Be a Fan of the PCs. This is my favorite rule from The Principles. Make sure all your players soak this rule in. The MASKS mechanics mean characters will often make less-than-optimal decisions, so players must feel supported in their character choices. You should be a fan of the characters, and so should your players! They should want to help bring out every character's arc, not just their own.

Treating Human Life as Meaningful is what Makes Threats Real. This is another principle, but yeah, make the world's NPCs feel like they matter, and that will make the world worth protecting. Treat them as people. Give everyone Drives, not just your Villains. Mentally treating even non-villain NPCs as having Conditions can do a lot to help with characterization.
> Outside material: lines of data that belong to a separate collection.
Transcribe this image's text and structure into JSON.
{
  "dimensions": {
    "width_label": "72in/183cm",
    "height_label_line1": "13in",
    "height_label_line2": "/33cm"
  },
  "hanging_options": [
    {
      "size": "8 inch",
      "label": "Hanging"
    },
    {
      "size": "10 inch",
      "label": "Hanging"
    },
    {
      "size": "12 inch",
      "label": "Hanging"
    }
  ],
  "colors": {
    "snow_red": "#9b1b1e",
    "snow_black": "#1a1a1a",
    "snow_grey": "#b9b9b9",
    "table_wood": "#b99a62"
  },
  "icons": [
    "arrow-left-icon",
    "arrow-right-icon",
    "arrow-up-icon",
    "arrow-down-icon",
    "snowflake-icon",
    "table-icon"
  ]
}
Condense. Condense your world, your NPCs, make the world feel smaller. In our game, for example, having the Protege's mentor also be the same superhero who saved the Delinquent years ago was a great decision.

Playlists. I have a bunch of different playlists for the campaign, from a big one of music of the time (our game is set in 2004) to playlists for important NPCs, to playlists I asked my players to curate for their characters. Music inspires me a bunch, a song can help create a villain for me, and I also like choosing a different "ending" song for every episode based on whatever happened.

Stories. Okay, here's the thing. I don't really care much for superhero stories. Why did I choose to run MASKS, you ask? Because of the emotion-based mechanics. That's my shit. But anyway, I don't take in much superhero media... But I do LOVE movies and television and stories in general, and I think taking in a lot of "short stories" is helpful to develop an instinct on how to pace a story, make a character or moment memorable, etc. And because MASKS has an episodic nature, this is extremely important! The sheer amount of movies I've watched has helped me a whole bunch, since they have to get the Beginning, Middle, and End done within such a short time frame.

Don't Wait. This is an instinct I've picked up from some of my favorite media. Don't wait for The big important moment. Make a lot of big important moments, and make the characters have to make a lot of important choices, and keep the momentum going. Paint yourself into a corner and then force yourself to think of ways out! It makes the story more interesting. (this may not apply to everyone, I get this kind of mindset from shows like Breaking Bad and Succession, which for your story could be too much haha)

Everyone Works. Okay, I am not a benevolent, sweet GM, I will not smile with tears in my eyes and quietly work away and accept that without complaint. no way. I make my players help me a lot. I'm gonna whine. Guys I'm doing so much work! Guys this is hard! Weeehhh! MAKE THEM HELP YOU. RUNNING A GAME IS SOOOOO MUCH WORK OH MY GOD IT'S SOOOOOO MUCH WORK!!! Ask them to take notes! Ask them to treat the world with sincerity! Ask them to make NPCs! Ask them to play NPCs! Ask them to help fill out the world! Ask them to tell you what their character wants to do next so you have extra time to consider it! Ask them to make playlists for their characters to help you figure out how to engage with them! Don't let them just show up on playday!! I'm a "you get what you give" kind of GM. You're a player too and you deserve to enjoy the game as well, and having the other players help you helps a BUNCH. PUT THEM TO WORK.

what else. uh. visuals help a lot with engagement so i subscribed to a bunch of modern battlemap patreons. i run using Foundry which lists the rules upon every roll which is great for me, someone with horrid memory. if you're lucky and favored by god, you'll have a benevolent player that will be the scribe for your sessions and log everything down so they can be referred back to (again, great for someone like me with a horrid memory). remember to give focus to the PC's out-of-costume lives as well. make NPCs in response to your PCs (superheroes, villains, touch on something of a PC in the creation process). be silly. be serious. be sincere.

i'm still figuring out how to run the game, maybe i'll have better advice on a later day, but i hope this can help some! sorry this is longwinded and more a stream of consciousness than it is succinct.